Make no mistake, the half that is here, listening, is as engaged as it can be, it’s just that the other half is dozing in a hammock somewhere, maybe by a beach under a palm tree or maybe leaning against a boulder at the top of a windswept mountain or maybe against a vanilla-scented tree trunk near a western river.

Please forgive me if it takes me a week or longer to answer your call or your email.  Truth be told, I’m not even checking to see who’s rung or written.

Understand that it’s not because I don’t care about what you have to say or that I’m not interested in what you are doing, it’s just that I am, these days, liable to be diverted and entwined by what is right in front of me:  book, child, conversation, meal, thought, view.

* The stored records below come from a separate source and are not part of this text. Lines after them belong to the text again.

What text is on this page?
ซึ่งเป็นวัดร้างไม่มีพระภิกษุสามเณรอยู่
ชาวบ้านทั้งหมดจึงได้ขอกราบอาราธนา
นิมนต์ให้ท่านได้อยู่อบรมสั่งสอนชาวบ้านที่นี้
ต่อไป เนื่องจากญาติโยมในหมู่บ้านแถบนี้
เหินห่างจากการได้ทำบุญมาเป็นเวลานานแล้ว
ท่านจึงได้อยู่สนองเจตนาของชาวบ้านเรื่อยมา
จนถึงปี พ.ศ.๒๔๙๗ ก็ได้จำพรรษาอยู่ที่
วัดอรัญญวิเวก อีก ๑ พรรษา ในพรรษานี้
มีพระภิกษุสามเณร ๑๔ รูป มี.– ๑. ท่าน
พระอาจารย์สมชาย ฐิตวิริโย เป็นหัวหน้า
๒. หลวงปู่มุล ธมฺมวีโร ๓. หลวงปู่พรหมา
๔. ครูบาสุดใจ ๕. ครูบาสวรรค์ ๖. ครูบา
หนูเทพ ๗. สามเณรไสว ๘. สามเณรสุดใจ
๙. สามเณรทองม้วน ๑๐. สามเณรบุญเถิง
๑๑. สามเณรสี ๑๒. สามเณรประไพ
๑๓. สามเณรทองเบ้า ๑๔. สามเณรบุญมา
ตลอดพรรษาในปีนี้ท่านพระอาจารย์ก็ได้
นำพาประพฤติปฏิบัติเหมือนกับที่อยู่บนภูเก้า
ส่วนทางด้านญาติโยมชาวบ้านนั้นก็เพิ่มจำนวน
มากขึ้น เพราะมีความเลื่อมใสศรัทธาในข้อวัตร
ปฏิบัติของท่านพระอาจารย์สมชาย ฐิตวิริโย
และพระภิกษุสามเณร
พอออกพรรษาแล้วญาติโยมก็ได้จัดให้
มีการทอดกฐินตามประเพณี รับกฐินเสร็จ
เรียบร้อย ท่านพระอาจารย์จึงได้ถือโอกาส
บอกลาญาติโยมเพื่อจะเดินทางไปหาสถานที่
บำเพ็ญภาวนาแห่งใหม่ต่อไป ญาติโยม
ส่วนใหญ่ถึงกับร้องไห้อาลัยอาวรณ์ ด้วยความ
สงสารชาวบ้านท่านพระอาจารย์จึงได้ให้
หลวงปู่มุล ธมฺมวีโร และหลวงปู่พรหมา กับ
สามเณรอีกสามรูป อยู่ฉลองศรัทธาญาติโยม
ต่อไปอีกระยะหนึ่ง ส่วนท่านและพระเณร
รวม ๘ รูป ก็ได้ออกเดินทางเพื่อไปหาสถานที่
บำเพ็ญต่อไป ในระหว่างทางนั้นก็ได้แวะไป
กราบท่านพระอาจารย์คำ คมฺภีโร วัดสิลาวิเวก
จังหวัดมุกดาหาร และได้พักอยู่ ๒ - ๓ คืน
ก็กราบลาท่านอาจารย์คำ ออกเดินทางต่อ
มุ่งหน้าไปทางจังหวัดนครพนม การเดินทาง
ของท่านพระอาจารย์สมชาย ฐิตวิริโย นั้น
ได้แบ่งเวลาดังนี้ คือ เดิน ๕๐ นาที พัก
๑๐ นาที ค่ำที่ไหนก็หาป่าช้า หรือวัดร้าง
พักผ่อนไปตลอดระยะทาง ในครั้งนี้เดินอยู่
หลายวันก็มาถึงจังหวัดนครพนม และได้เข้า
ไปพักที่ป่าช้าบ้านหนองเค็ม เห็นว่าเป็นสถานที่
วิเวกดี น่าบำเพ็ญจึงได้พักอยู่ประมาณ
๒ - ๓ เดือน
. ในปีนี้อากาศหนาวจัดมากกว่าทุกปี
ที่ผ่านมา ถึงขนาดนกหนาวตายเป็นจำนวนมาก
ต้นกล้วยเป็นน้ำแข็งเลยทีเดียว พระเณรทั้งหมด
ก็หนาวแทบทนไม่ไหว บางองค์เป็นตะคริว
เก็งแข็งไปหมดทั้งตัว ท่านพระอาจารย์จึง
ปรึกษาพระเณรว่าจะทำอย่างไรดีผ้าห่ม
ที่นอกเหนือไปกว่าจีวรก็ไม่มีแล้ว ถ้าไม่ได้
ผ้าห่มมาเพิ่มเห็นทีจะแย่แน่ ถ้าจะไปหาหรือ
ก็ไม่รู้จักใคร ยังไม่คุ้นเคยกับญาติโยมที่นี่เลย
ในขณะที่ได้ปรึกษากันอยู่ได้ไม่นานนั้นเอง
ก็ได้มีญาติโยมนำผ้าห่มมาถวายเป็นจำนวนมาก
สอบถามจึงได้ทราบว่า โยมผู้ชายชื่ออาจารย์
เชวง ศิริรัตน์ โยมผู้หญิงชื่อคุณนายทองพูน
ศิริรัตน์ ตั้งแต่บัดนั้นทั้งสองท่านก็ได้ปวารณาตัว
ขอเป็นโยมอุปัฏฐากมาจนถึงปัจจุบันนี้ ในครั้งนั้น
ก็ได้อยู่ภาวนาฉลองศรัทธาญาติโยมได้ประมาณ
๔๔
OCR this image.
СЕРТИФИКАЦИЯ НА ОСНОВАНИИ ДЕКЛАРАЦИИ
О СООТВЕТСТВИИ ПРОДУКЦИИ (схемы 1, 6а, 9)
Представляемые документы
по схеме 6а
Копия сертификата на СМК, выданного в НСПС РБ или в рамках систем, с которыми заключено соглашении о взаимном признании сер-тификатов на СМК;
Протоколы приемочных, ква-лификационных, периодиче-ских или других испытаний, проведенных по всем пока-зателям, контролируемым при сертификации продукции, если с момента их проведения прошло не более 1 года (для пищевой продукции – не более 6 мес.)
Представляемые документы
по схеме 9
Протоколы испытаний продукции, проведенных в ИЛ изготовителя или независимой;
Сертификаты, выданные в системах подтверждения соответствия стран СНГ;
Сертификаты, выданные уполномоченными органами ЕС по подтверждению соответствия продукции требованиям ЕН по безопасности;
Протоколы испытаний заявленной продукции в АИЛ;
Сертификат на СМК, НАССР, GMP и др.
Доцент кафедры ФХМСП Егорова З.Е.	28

Please forgive me if the daily routine is off, if the things that need doing are left undone.

In my “real life” I am a creature of habit and ritual and repetition and control.  I have, much to many people’s frequent chagrin no doubt, a difficult time relaxing the reins.  I am an all or nothing kind of girl.  Apparently, the pendulum has swung.  I am not unaware of the dishes stacking up in the sink and laundry left untended to.   There is a part of me that savors the feeling of letting it go, not unlike that Sunday morning sleeping in feeling, knowing you should get up, but staying in bed just the same.

Please forgive me if my life seems devoid of depth or creativity or purpose.  On the surface, which is where I spend most of my time, I sleep, I eat, I swim, I read, I laugh with my friends, I shepherd my children.

Know that my time as shepherd is as sacred to me as anything on earth, and I am more at peace skimming along on the surface of this life right now than I have been in a long time.